Грета, между тем, с увлечением продолжала:
– Русская девушка тоже по-своему неадекватна. Почему она не уходит от человека, который ее обманывает, изменяет ей с другой? В ней выработалась сверхзависимость от партнера, она неспособна его поменять на кого-то другого, здесь налицо эффект прилипания…
– Потому что она его любит? – спрашиваю я со слабой надеждой.
Грета удивлена моим вопросом:
– Любит? Того, кто одновременно с ней имеет другую женщину?
Или вот положим: когда она на работе, ее партнер приводит в их квартиру своего приятеля, и они развлекаются в той же самой кровати, а потом еще и фотографируются… как это? забыла это русское выражение… «в чем мать родила». Разве после этого можно не уйти?
Она смотрит на меня, смотрит почти с отчаянием.
Чего она хочет – подтверждения? Но в жизни случается всякое, и не всегда просто принять решение, особенно, если любишь…
– Но, Грета, ты забываешь, ведь любовь… Окуджава писал: «Любовь такая штука, в ней так легко пропасть…».
– При чем здесь любовь? При чем здесь Окуджава? – Грета сильно распалилась, почти кричит. – Но даже если любовь, партнер растоптал ее чувства. Если женщина в таком случае не уходит, она находится в плену у ложных когниции, ей нужно сменить их на рациональные.
Стараюсь говорить как можно спокойнее: «Спасибо, Греточка, ты славно разобрала характеры моих героев!» Если хочешь, прочитай к следующему разу рассказ «Браслет», он тоже располагает к когнитивному анализу. Мы прощаемся. У самой двери, спохватившись, Грета выписывает мне чек за это занятие.
– К чему такая спешка? Ты могла бы заплатить на следующем уроке.
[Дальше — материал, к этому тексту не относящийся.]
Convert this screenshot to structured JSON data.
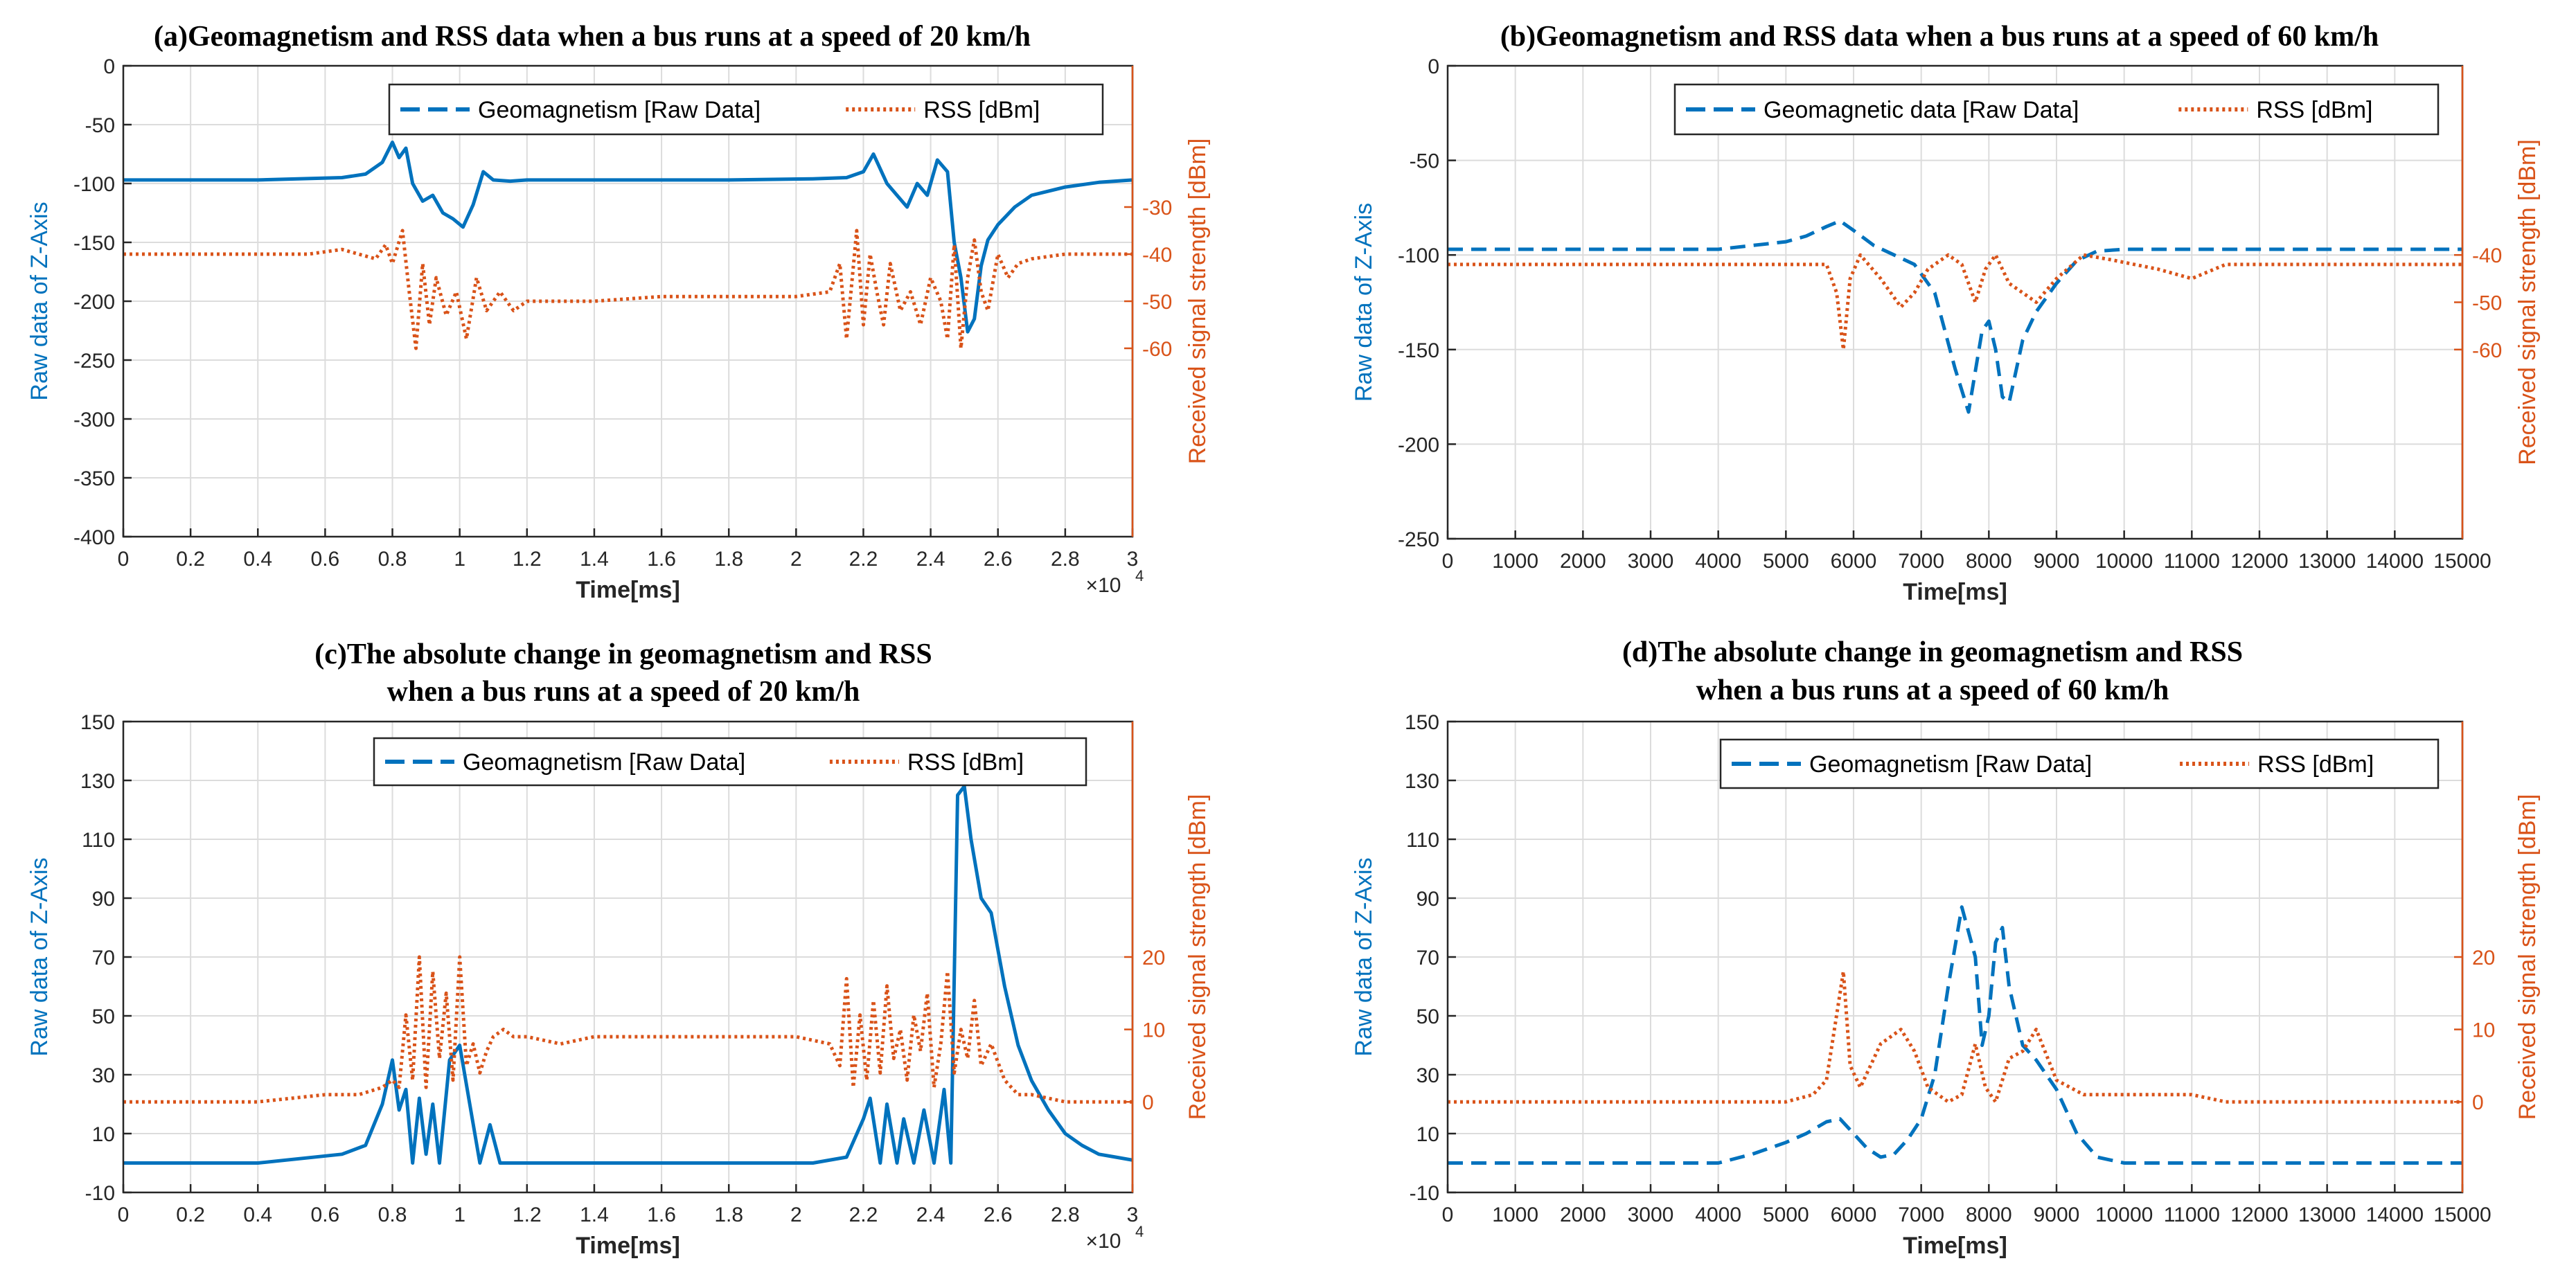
{
  "chart_data": [
    {
      "id": "a",
      "type": "line",
      "title": "(a)Geomagnetism and RSS data when a bus runs at a speed of 20 km/h",
      "xlabel": "Time[ms]",
      "ylabel_left": "Raw data of Z-Axis",
      "ylabel_right": "Received signal strength [dBm]",
      "xlim": [
        0,
        30000
      ],
      "x_ticks": [
        0,
        2000,
        4000,
        6000,
        8000,
        10000,
        12000,
        14000,
        16000,
        18000,
        20000,
        22000,
        24000,
        26000,
        28000,
        30000
      ],
      "x_tick_labels": [
        "0",
        "0.2",
        "0.4",
        "0.6",
        "0.8",
        "1",
        "1.2",
        "1.4",
        "1.6",
        "1.8",
        "2",
        "2.2",
        "2.4",
        "2.6",
        "2.8",
        "3"
      ],
      "x_exponent_label": "×10",
      "x_exponent_power": "4",
      "ylim_left": [
        -400,
        0
      ],
      "y_ticks_left": [
        -400,
        -350,
        -300,
        -250,
        -200,
        -150,
        -100,
        -50,
        0
      ],
      "y_tick_labels_left": [
        "-400",
        "-350",
        "-300",
        "-250",
        "-200",
        "-150",
        "-100",
        "-50",
        "0"
      ],
      "ylim_right": [
        -100,
        0
      ],
      "y_ticks_right": [
        -60,
        -50,
        -40,
        -30
      ],
      "y_tick_labels_right": [
        "-60",
        "-50",
        "-40",
        "-30"
      ],
      "legend_position": "top-right",
      "series": [
        {
          "name": "Geomagnetism [Raw Data]",
          "axis": "left",
          "style": "solid",
          "color": "#0072BD",
          "x": [
            0,
            4000,
            6500,
            7200,
            7700,
            8000,
            8200,
            8400,
            8600,
            8900,
            9200,
            9500,
            9800,
            10100,
            10400,
            10700,
            11000,
            11500,
            12000,
            14000,
            18000,
            20500,
            21500,
            22000,
            22300,
            22700,
            23000,
            23300,
            23600,
            23900,
            24200,
            24500,
            24700,
            24900,
            25100,
            25300,
            25500,
            25700,
            26000,
            26500,
            27000,
            28000,
            29000,
            30000
          ],
          "y": [
            -97,
            -97,
            -95,
            -92,
            -82,
            -65,
            -78,
            -70,
            -100,
            -115,
            -110,
            -125,
            -130,
            -137,
            -118,
            -90,
            -97,
            -98,
            -97,
            -97,
            -97,
            -96,
            -95,
            -90,
            -75,
            -100,
            -110,
            -120,
            -100,
            -110,
            -80,
            -90,
            -150,
            -180,
            -226,
            -215,
            -170,
            -148,
            -135,
            -120,
            -110,
            -103,
            -99,
            -97
          ]
        },
        {
          "name": "RSS [dBm]",
          "axis": "right",
          "style": "dotted",
          "color": "#D95319",
          "x": [
            0,
            2000,
            4000,
            5500,
            6500,
            7500,
            7800,
            8000,
            8300,
            8500,
            8700,
            8900,
            9100,
            9300,
            9600,
            9900,
            10200,
            10500,
            10800,
            11200,
            11600,
            12000,
            14000,
            16000,
            18000,
            20000,
            21000,
            21300,
            21500,
            21800,
            22000,
            22200,
            22400,
            22600,
            22800,
            23100,
            23400,
            23700,
            24000,
            24300,
            24500,
            24700,
            24900,
            25100,
            25300,
            25500,
            25700,
            26000,
            26300,
            26600,
            27000,
            28000,
            29000,
            30000
          ],
          "y": [
            -40,
            -40,
            -40,
            -40,
            -39,
            -41,
            -38,
            -42,
            -35,
            -48,
            -60,
            -42,
            -55,
            -45,
            -53,
            -48,
            -58,
            -45,
            -52,
            -48,
            -52,
            -50,
            -50,
            -49,
            -49,
            -49,
            -48,
            -42,
            -58,
            -35,
            -55,
            -40,
            -48,
            -55,
            -42,
            -52,
            -48,
            -55,
            -45,
            -50,
            -58,
            -38,
            -60,
            -45,
            -37,
            -48,
            -52,
            -40,
            -45,
            -42,
            -41,
            -40,
            -40,
            -40
          ]
        }
      ]
    },
    {
      "id": "b",
      "type": "line",
      "title": "(b)Geomagnetism and RSS data when a bus runs at a speed of 60 km/h",
      "xlabel": "Time[ms]",
      "ylabel_left": "Raw data of Z-Axis",
      "ylabel_right": "Received signal strength [dBm]",
      "xlim": [
        0,
        15000
      ],
      "x_ticks": [
        0,
        1000,
        2000,
        3000,
        4000,
        5000,
        6000,
        7000,
        8000,
        9000,
        10000,
        11000,
        12000,
        13000,
        14000,
        15000
      ],
      "x_tick_labels": [
        "0",
        "1000",
        "2000",
        "3000",
        "4000",
        "5000",
        "6000",
        "7000",
        "8000",
        "9000",
        "10000",
        "11000",
        "12000",
        "13000",
        "14000",
        "15000"
      ],
      "ylim_left": [
        -250,
        0
      ],
      "y_ticks_left": [
        -250,
        -200,
        -150,
        -100,
        -50,
        0
      ],
      "y_tick_labels_left": [
        "-250",
        "-200",
        "-150",
        "-100",
        "-50",
        "0"
      ],
      "ylim_right": [
        -100,
        0
      ],
      "y_ticks_right": [
        -60,
        -50,
        -40
      ],
      "y_tick_labels_right": [
        "-60",
        "-50",
        "-40"
      ],
      "legend_position": "top-right",
      "series": [
        {
          "name": "Geomagnetic data [Raw Data]",
          "axis": "left",
          "style": "dashed",
          "color": "#0072BD",
          "x": [
            0,
            4000,
            4500,
            5000,
            5300,
            5600,
            5800,
            6000,
            6300,
            6600,
            6900,
            7200,
            7500,
            7700,
            7900,
            8000,
            8100,
            8200,
            8300,
            8500,
            8700,
            9000,
            9300,
            9600,
            10000,
            12000,
            14000,
            15000
          ],
          "y": [
            -97,
            -97,
            -95,
            -93,
            -90,
            -85,
            -82,
            -87,
            -95,
            -100,
            -105,
            -120,
            -160,
            -183,
            -140,
            -135,
            -150,
            -175,
            -178,
            -145,
            -130,
            -115,
            -103,
            -98,
            -97,
            -97,
            -97,
            -97
          ]
        },
        {
          "name": "RSS [dBm]",
          "axis": "right",
          "style": "dotted",
          "color": "#D95319",
          "x": [
            0,
            3000,
            5000,
            5400,
            5600,
            5750,
            5850,
            5950,
            6100,
            6400,
            6700,
            6900,
            7100,
            7400,
            7600,
            7800,
            7950,
            8100,
            8300,
            8500,
            8700,
            9000,
            9400,
            9800,
            10500,
            11000,
            11500,
            12000,
            13000,
            14000,
            15000
          ],
          "y": [
            -42,
            -42,
            -42,
            -42,
            -42,
            -48,
            -60,
            -45,
            -40,
            -45,
            -51,
            -48,
            -43,
            -40,
            -42,
            -50,
            -43,
            -40,
            -46,
            -48,
            -50,
            -45,
            -40,
            -41,
            -43,
            -45,
            -42,
            -42,
            -42,
            -42,
            -42
          ]
        }
      ]
    },
    {
      "id": "c",
      "type": "line",
      "title_line1": "(c)The absolute change in geomagnetism and RSS",
      "title_line2": "when a bus runs at a speed of 20 km/h",
      "xlabel": "Time[ms]",
      "ylabel_left": "Raw data of Z-Axis",
      "ylabel_right": "Received signal strength [dBm]",
      "xlim": [
        0,
        30000
      ],
      "x_ticks": [
        0,
        2000,
        4000,
        6000,
        8000,
        10000,
        12000,
        14000,
        16000,
        18000,
        20000,
        22000,
        24000,
        26000,
        28000,
        30000
      ],
      "x_tick_labels": [
        "0",
        "0.2",
        "0.4",
        "0.6",
        "0.8",
        "1",
        "1.2",
        "1.4",
        "1.6",
        "1.8",
        "2",
        "2.2",
        "2.4",
        "2.6",
        "2.8",
        "3"
      ],
      "x_exponent_label": "×10",
      "x_exponent_power": "4",
      "ylim_left": [
        -10,
        150
      ],
      "y_ticks_left": [
        -10,
        10,
        30,
        50,
        70,
        90,
        110,
        130,
        150
      ],
      "y_tick_labels_left": [
        "-10",
        "10",
        "30",
        "50",
        "70",
        "90",
        "110",
        "130",
        "150"
      ],
      "ylim_right": [
        -12.5,
        52.5
      ],
      "y_ticks_right": [
        0,
        10,
        20
      ],
      "y_tick_labels_right": [
        "0",
        "10",
        "20"
      ],
      "legend_position": "top-right",
      "series": [
        {
          "name": "Geomagnetism [Raw Data]",
          "axis": "left",
          "style": "solid",
          "color": "#0072BD",
          "x": [
            0,
            4000,
            6500,
            7200,
            7700,
            8000,
            8200,
            8400,
            8600,
            8800,
            9000,
            9200,
            9400,
            9700,
            10000,
            10300,
            10600,
            10900,
            11200,
            11500,
            12000,
            14000,
            18000,
            20500,
            21500,
            22000,
            22200,
            22500,
            22700,
            23000,
            23200,
            23500,
            23800,
            24100,
            24400,
            24600,
            24800,
            25000,
            25200,
            25500,
            25800,
            26200,
            26600,
            27000,
            27500,
            28000,
            28500,
            29000,
            29500,
            30000
          ],
          "y": [
            0,
            0,
            3,
            6,
            20,
            35,
            18,
            25,
            0,
            22,
            3,
            20,
            0,
            35,
            40,
            20,
            0,
            13,
            0,
            0,
            0,
            0,
            0,
            0,
            2,
            15,
            22,
            0,
            20,
            0,
            15,
            0,
            18,
            0,
            25,
            0,
            125,
            128,
            110,
            90,
            85,
            60,
            40,
            28,
            18,
            10,
            6,
            3,
            2,
            1
          ]
        },
        {
          "name": "RSS [dBm]",
          "axis": "right",
          "style": "dotted",
          "color": "#D95319",
          "x": [
            0,
            2000,
            4000,
            6000,
            7000,
            7700,
            8000,
            8200,
            8400,
            8600,
            8800,
            9000,
            9200,
            9400,
            9600,
            9800,
            10000,
            10200,
            10400,
            10600,
            10800,
            11000,
            11300,
            11600,
            12000,
            13000,
            14000,
            16000,
            18000,
            20000,
            21000,
            21300,
            21500,
            21700,
            21900,
            22100,
            22300,
            22500,
            22700,
            22900,
            23100,
            23300,
            23500,
            23700,
            23900,
            24100,
            24300,
            24500,
            24700,
            24900,
            25100,
            25300,
            25500,
            25800,
            26200,
            26600,
            27000,
            28000,
            29000,
            30000
          ],
          "y": [
            0,
            0,
            0,
            1,
            1,
            2,
            3,
            2,
            12,
            3,
            20,
            2,
            18,
            6,
            15,
            3,
            20,
            5,
            8,
            4,
            7,
            9,
            10,
            9,
            9,
            8,
            9,
            9,
            9,
            9,
            8,
            5,
            17,
            2,
            12,
            3,
            14,
            4,
            16,
            6,
            10,
            3,
            12,
            7,
            15,
            2,
            8,
            18,
            4,
            10,
            6,
            14,
            5,
            8,
            3,
            1,
            1,
            0,
            0,
            0
          ]
        }
      ]
    },
    {
      "id": "d",
      "type": "line",
      "title_line1": "(d)The absolute change in geomagnetism and RSS",
      "title_line2": "when a bus runs at a speed of 60 km/h",
      "xlabel": "Time[ms]",
      "ylabel_left": "Raw data of Z-Axis",
      "ylabel_right": "Received signal strength [dBm]",
      "xlim": [
        0,
        15000
      ],
      "x_ticks": [
        0,
        1000,
        2000,
        3000,
        4000,
        5000,
        6000,
        7000,
        8000,
        9000,
        10000,
        11000,
        12000,
        13000,
        14000,
        15000
      ],
      "x_tick_labels": [
        "0",
        "1000",
        "2000",
        "3000",
        "4000",
        "5000",
        "6000",
        "7000",
        "8000",
        "9000",
        "10000",
        "11000",
        "12000",
        "13000",
        "14000",
        "15000"
      ],
      "ylim_left": [
        -10,
        150
      ],
      "y_ticks_left": [
        -10,
        10,
        30,
        50,
        70,
        90,
        110,
        130,
        150
      ],
      "y_tick_labels_left": [
        "-10",
        "10",
        "30",
        "50",
        "70",
        "90",
        "110",
        "130",
        "150"
      ],
      "ylim_right": [
        -12.5,
        52.5
      ],
      "y_ticks_right": [
        0,
        10,
        20
      ],
      "y_tick_labels_right": [
        "0",
        "10",
        "20"
      ],
      "legend_position": "top-right",
      "series": [
        {
          "name": "Geomagnetism [Raw Data]",
          "axis": "left",
          "style": "dashed",
          "color": "#0072BD",
          "x": [
            0,
            4000,
            4500,
            5000,
            5300,
            5600,
            5800,
            6000,
            6200,
            6400,
            6600,
            6800,
            7000,
            7200,
            7400,
            7600,
            7800,
            7900,
            8000,
            8100,
            8200,
            8300,
            8500,
            8700,
            9000,
            9300,
            9600,
            10000,
            12000,
            14000,
            15000
          ],
          "y": [
            0,
            0,
            3,
            7,
            10,
            14,
            15,
            10,
            5,
            2,
            3,
            8,
            15,
            30,
            60,
            87,
            70,
            40,
            50,
            75,
            80,
            60,
            40,
            35,
            25,
            10,
            2,
            0,
            0,
            0,
            0
          ]
        },
        {
          "name": "RSS [dBm]",
          "axis": "right",
          "style": "dotted",
          "color": "#D95319",
          "x": [
            0,
            3000,
            5000,
            5400,
            5600,
            5750,
            5850,
            5950,
            6100,
            6400,
            6700,
            6900,
            7100,
            7400,
            7600,
            7800,
            7950,
            8100,
            8300,
            8500,
            8700,
            9000,
            9400,
            9800,
            10500,
            11000,
            11500,
            12000,
            13000,
            14000,
            15000
          ],
          "y": [
            0,
            0,
            0,
            1,
            3,
            12,
            18,
            5,
            2,
            8,
            10,
            7,
            2,
            0,
            1,
            8,
            2,
            0,
            6,
            7,
            10,
            3,
            1,
            1,
            1,
            1,
            0,
            0,
            0,
            0,
            0
          ]
        }
      ]
    }
  ]
}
Но она уже протягивает мне чек и выходит.
* * *
На часах уже половина восьмого, за окном заметно стемнело, фары Гретиной машины прорезывают сумрак, слышен скрип шин, она выезжает на дорогу. Со второго этажа спускается Сережа – видно, приехал, когда мы с Гретой занимались. Готовлю для нас ужин и думаю о прошедшем уроке. Грету совсем не заинтересовал мой рассказ, то есть она разглядела в нем только схему: он живет чужой жизнью, она «прилепилась» к плохому человеку. Не увидела здесь человеческих отношений, ведь, если любишь, то часто прощаешь, а русские женщины как раз склонны прощать. Правда, что-то личное в ее разборе прозвучало. В рассказе не было, что муж, в отсутствие жены, приводит в дом своего приятеля, надо полагать, для гомосексуальных утех… Это Грета вписала в текст от себя.